E a Adelaide não resistiu à agitação que se vivia em torno das noites mal dormidas para ocupar lugar nas “Bichas do Paiva”. Convenceu os pais e foi com outras meninas para saber e viver uma situação de vida que endurecia o corpo e a alma e que só muito mais tarde soube perceber. Essa e a dos figos para cozeduras destinadas a doença, mas que serviam para encher taleigas de merenda, sempre que havia jeira para os mais pobres, e a minha avó lhe explicava em noites de serão.
Como não há belo sem senão, a menina habituou-se ao estar só inúmeras vezes, tendo em conta os desvelos de uns pais que amavam, talvez em demasia, a Adelaidinha, o seu único rebento. Em pequena e quando os pais saíam em trabalho, passava horas e horas sozinha a bordar paninhos e a “morar” às casinhas, ou seja, a brincar no quintal, que dava para a rua principal, com os brinquedos que o Ti Manel Manquinho lhe trazia de Espanha graças à amizade imensa com o meu avô Alfredo, pelo que à menina não faltavam caminhas, mesas, cadeirinhas, jarrinhos e outras peças em caco que faziam as delícias das outras crianças que com ela vinham brincar para o quintal, subindo pela velha parede de pedra, mesmo que as fossem levando pouco a pouco, o que nada importava à minha mãe já que esses brinquedos lhe serviam de recurso à socialização e a mãe escusava de saber, pois o Ti Manel Manquinho outras lhe traria, assim que fosse a bandas de Espanha, visto a segunda mulher ser espanhola, tendo para futura memória dois filhos o Santiago e a Pilar.
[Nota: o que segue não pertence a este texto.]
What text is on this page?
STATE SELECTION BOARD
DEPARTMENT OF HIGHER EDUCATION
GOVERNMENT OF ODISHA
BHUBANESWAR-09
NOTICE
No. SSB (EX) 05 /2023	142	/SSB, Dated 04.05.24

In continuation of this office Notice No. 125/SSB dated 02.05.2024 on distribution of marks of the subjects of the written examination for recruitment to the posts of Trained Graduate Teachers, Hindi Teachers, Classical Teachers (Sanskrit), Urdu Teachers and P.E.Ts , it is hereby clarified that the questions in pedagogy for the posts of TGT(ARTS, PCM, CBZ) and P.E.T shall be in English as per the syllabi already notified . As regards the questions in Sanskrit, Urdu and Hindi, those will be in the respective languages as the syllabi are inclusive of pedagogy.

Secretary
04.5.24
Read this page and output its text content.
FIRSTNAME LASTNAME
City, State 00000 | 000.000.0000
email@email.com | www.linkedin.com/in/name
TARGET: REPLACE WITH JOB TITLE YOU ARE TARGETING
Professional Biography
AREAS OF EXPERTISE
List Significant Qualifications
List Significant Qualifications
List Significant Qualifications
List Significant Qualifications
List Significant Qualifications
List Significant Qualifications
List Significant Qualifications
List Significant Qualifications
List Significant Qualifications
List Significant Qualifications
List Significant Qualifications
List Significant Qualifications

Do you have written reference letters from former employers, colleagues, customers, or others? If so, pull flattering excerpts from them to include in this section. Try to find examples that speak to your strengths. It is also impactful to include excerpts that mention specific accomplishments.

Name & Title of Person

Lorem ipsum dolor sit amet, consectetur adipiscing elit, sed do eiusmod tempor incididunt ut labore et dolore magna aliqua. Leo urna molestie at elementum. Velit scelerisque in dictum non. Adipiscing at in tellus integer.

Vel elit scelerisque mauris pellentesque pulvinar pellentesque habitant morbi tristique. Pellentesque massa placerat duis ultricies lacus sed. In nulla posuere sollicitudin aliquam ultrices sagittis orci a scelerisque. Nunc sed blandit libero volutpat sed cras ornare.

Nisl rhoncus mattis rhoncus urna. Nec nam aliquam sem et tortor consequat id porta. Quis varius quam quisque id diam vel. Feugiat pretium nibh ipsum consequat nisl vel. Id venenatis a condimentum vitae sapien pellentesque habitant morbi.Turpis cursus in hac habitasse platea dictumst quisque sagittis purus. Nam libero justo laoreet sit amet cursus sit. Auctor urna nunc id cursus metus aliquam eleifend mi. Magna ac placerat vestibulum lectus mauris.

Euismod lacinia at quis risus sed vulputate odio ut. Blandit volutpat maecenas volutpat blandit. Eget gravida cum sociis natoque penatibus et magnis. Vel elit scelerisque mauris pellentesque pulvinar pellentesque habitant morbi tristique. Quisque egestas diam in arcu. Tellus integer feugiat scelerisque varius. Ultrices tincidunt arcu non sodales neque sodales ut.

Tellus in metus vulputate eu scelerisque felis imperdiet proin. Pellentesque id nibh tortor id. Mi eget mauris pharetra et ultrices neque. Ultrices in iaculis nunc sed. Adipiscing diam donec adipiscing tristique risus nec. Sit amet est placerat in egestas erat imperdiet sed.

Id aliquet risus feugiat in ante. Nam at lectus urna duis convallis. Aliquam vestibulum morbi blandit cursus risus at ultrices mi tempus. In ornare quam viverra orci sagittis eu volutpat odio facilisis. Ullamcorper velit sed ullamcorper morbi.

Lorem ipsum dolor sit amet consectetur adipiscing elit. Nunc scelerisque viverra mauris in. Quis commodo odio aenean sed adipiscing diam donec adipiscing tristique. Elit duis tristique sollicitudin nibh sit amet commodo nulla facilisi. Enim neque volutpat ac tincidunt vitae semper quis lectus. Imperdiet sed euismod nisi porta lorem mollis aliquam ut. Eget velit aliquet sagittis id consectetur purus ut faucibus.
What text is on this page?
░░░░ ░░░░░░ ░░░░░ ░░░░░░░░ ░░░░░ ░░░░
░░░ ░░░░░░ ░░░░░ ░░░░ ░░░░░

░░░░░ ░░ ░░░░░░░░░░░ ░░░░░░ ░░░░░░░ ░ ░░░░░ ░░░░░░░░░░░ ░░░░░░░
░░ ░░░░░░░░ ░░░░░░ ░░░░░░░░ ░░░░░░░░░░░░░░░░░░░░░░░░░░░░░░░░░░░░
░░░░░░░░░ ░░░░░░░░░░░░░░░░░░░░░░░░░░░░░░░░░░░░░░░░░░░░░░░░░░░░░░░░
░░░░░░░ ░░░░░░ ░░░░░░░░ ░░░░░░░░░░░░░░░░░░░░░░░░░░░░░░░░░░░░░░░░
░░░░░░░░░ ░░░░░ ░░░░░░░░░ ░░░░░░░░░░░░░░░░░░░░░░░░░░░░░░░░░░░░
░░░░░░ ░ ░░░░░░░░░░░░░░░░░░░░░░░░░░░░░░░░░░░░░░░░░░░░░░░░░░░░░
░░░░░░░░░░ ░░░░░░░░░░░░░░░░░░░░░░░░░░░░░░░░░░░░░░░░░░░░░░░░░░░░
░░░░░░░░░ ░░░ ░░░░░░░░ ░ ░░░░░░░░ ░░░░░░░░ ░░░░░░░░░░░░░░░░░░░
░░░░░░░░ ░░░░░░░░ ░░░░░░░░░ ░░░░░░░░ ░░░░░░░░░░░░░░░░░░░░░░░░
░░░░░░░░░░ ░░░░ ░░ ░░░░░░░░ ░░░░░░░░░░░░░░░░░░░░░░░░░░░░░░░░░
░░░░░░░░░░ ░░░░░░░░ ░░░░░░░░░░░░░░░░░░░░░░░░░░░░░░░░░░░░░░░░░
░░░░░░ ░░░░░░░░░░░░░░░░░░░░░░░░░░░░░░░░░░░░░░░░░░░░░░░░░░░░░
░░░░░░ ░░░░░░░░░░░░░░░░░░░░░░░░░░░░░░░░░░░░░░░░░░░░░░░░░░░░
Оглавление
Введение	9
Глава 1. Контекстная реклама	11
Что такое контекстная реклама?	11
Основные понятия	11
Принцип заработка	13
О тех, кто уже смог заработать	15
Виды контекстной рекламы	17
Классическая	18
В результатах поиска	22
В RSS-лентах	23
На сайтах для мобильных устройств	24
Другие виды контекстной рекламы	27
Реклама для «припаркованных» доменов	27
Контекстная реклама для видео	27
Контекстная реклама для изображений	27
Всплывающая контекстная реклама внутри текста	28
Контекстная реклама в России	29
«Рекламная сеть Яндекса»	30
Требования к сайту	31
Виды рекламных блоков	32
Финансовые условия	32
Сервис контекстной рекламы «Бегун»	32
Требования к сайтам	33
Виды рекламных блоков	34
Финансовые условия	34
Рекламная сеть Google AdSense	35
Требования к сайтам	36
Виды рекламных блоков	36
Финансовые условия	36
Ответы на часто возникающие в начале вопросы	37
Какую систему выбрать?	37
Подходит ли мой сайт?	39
Por volta dos 7 anos vive a aventura de ir pela primeira vez à escola com a professora D. Miquelina, de Maçores, mãe do Gilinho e do Valdemar e esposa do Sr. Virgílio que dava aulas noutra freguesia. Na casa da rua Além funcionava a casa da família da Sra. Professora e o grande salão servia para lecionar as quatro classes. Embora o salão se enchesse no início do ano, muitos iam desistindo, de acordo com as lides e os trabalhos dos pais que os obrigavam ao suor e ao calcorrear dos sulcos e caminhos de cabra, deixando de lado o conhecimento e o saber que não ajudava a colocar comida na mesa, e porque não tinha carácter obrigatório. O primeiro degrau de uma escola iniciada correu bem, não fora a Aritmética que lhe ensombrava os dias e ainda os sonhos de uma mulher que aos 82 anos pensa estar numa universidade, mas da qual tem de desistir porque a tal Matemática de hoje ainda a persegue. E assim acorda hoje de sonhos feitos de uma inconsciência mal percebida, a reflectir o desejo de ter estudado até mais além, se bem que sempre distante de números e contas.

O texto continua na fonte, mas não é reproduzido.